The Pirates have also run into a buzz saw of sorts against the Whale’s penalty killers.

“The (penalty-kill unit) was able to step up and really do everything that they could do in their powers to kind of bail the guy out in the box,” Connecticut goalie Dov Grumet-Morris said. “Every single athlete, at any level in any sport, makes a mistake. It happens. That’s why this is a team sport and your teammates have to help you.”

Conversely, the Whale has gone 2 for 12 on the power play so far in the series: 0 for 4 on Thursday, 1 for 4 on Saturday and 1 for 4 on Sunday. Connecticut finished 10th in the AHL during the regular season on the power play, going 63 for 327 (19.3 percent.)

Connecticut’s insurance goal — scored by John Mitchell at 9:22 of the third period — was the Whale’s only power-play goal in four chances Sunday.

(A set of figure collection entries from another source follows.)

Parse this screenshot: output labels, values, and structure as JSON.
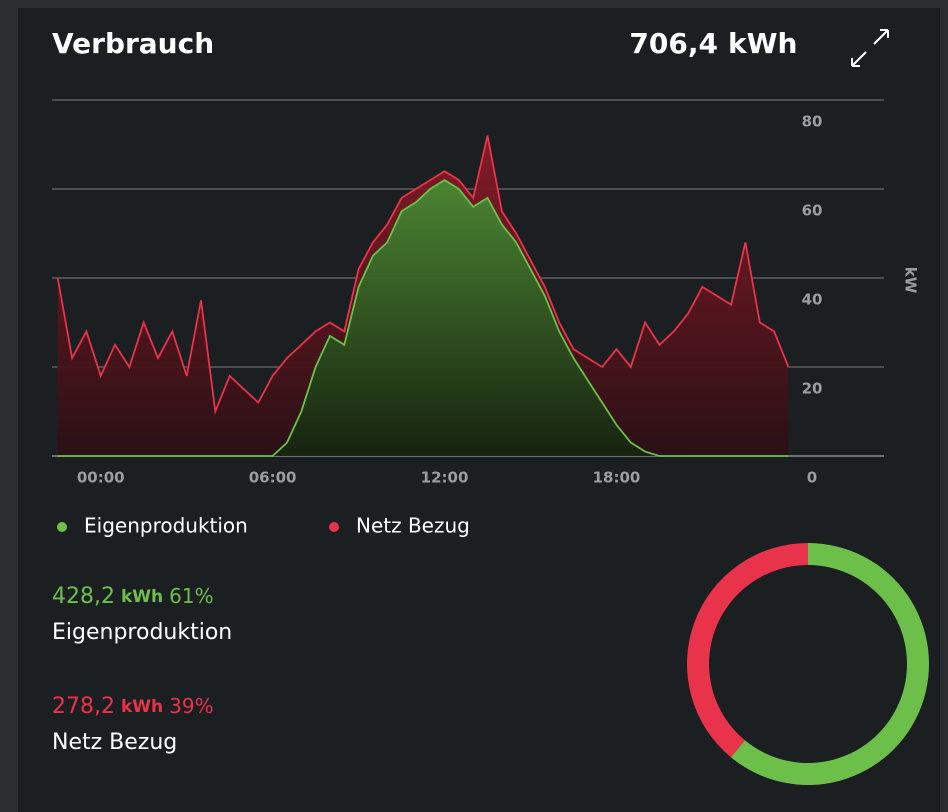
{
  "header": {
    "title": "Verbrauch",
    "total": {
      "value": "706,4",
      "unit": "kWh"
    }
  },
  "chart_data": [
    {
      "type": "area",
      "stacked": true,
      "axis_label": "kW",
      "x": [
        -1.5,
        -1,
        -0.5,
        0,
        0.5,
        1,
        1.5,
        2,
        2.5,
        3,
        3.5,
        4,
        4.5,
        5,
        5.5,
        6,
        6.5,
        7,
        7.5,
        8,
        8.5,
        9,
        9.5,
        10,
        10.5,
        11,
        11.5,
        12,
        12.5,
        13,
        13.5,
        14,
        14.5,
        15,
        15.5,
        16,
        16.5,
        17,
        17.5,
        18,
        18.5,
        19,
        19.5,
        20,
        20.5,
        21,
        21.5,
        22,
        22.5,
        23,
        23.5,
        24
      ],
      "xlim": [
        -1.7,
        24.3
      ],
      "xticks": [
        {
          "value": 0,
          "label": "00:00"
        },
        {
          "value": 6,
          "label": "06:00"
        },
        {
          "value": 12,
          "label": "12:00"
        },
        {
          "value": 18,
          "label": "18:00"
        }
      ],
      "ylim": [
        0,
        80
      ],
      "yticks": [
        0,
        20,
        40,
        60,
        80
      ],
      "grid": true,
      "series": [
        {
          "name": "Eigenproduktion",
          "color": "#6cc04a",
          "values": [
            0,
            0,
            0,
            0,
            0,
            0,
            0,
            0,
            0,
            0,
            0,
            0,
            0,
            0,
            0,
            0,
            3,
            10,
            20,
            27,
            25,
            38,
            45,
            48,
            55,
            57,
            60,
            62,
            60,
            56,
            58,
            52,
            48,
            42,
            36,
            28,
            22,
            17,
            12,
            7,
            3,
            1,
            0,
            0,
            0,
            0,
            0,
            0,
            0,
            0,
            0,
            0
          ]
        },
        {
          "name": "Netz Bezug",
          "color": "#e8334a",
          "values": [
            40,
            22,
            28,
            18,
            25,
            20,
            30,
            22,
            28,
            18,
            35,
            10,
            18,
            15,
            12,
            18,
            19,
            15,
            8,
            3,
            3,
            4,
            3,
            4,
            3,
            3,
            2,
            2,
            2,
            2,
            14,
            3,
            2,
            2,
            2,
            2,
            2,
            5,
            8,
            17,
            17,
            29,
            25,
            28,
            32,
            38,
            36,
            34,
            48,
            30,
            28,
            20
          ]
        }
      ]
    },
    {
      "type": "pie",
      "donut": true,
      "categories": [
        "Eigenproduktion",
        "Netz Bezug"
      ],
      "values": [
        61,
        39
      ],
      "colors": [
        "#6cc04a",
        "#e8334a"
      ]
    }
  ],
  "stats": [
    {
      "value": "428,2",
      "unit": "kWh",
      "percent": "61%",
      "label": "Eigenproduktion"
    },
    {
      "value": "278,2",
      "unit": "kWh",
      "percent": "39%",
      "label": "Netz Bezug"
    }
  ]
}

“Our power play, which I understand has been much maligned, really came through for us (Sunday),” Grummet-Morris said. “They went 1 for 4 Saturday, that’s 25 percent, and that leads any league at any level.

“They came out with a huge power-play goal in the third period (Sunday), and that was the difference in the game.”

Going into Game 4, what do the Pirates have to do to produce something on the power play?

“Keep shooting,” Parrish said. “Keep going to the net. Eventually work for a rebound and find a way to get inside of their guys and bang home the rubber.”